WASHINGTON (Reuters) - A plea deal for the man police say is the "East Coast rapist," who terrorized women for more than a decade, fell through on Tuesday, and he will go to trial in Virginia, a prosecutor said.

The suspect, Aaron Thomas, 40, had been expected to plead guilty in a Prince William County, Virginia, court to rape and abduction charges for an attack on three trick-or-treating teenagers in 2009.

But then he declined to enter the plea, Commonwealth Attorney Paul Ebert said.

"He indicated he didn't know what he wanted to do, and as a result, there was no hearing today," he told Reuters.

Trial on the rape and abduction charges, as well as firearms allegations that had been dropped under the plea bargain, will start on January 14, Ebert said.

Asked if he was surprised by Thomas, Ebert said: "Anything he does doesn't really surprise me. He's been pretty inconsistent in the positions he's taken since he was arrested."

Thomas, the son of a District of Columbia police officer, was arrested in March 2011 in New Haven, Connecticut. Police say he attacked at least 17 women in Maryland, Virginia, Rhode Island and Connecticut in a rampage that began in 1997.

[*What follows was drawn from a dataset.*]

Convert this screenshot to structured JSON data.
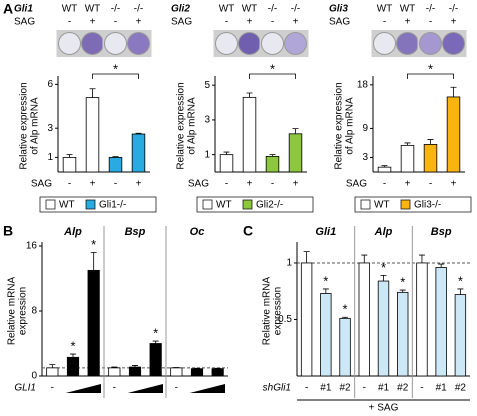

Thomas had pleaded guilty to abducting three teenage girls who were returning home from Halloween trick or treating in 2009. Armed with a handgun, he raped two of them. The third used her cellphone to send text messages and call for help, and Thomas fled when police approached.

The Halloween attack was the last that police have linked to the man they dubbed the "East Coast rapist." Thomas was arrested after police took a sample of his DNA from a discarded cigarette butt.

Thomas is scheduled to plead guilty on November 30 to a rape charge from a 2001 attack in Loudoun County, Virginia, also near Washington. He faces the possibility of several life terms in prison if found guilty on all the abduction rape charges.

In an interview with the Washington Post published on Sunday, Thomas said he struggled to understand why he did the attacks.

"They were objects," he said of the women he attacked. "Whoever came down the street, an object ... It's awful. It's scary ... I don't know why I couldn't just stop."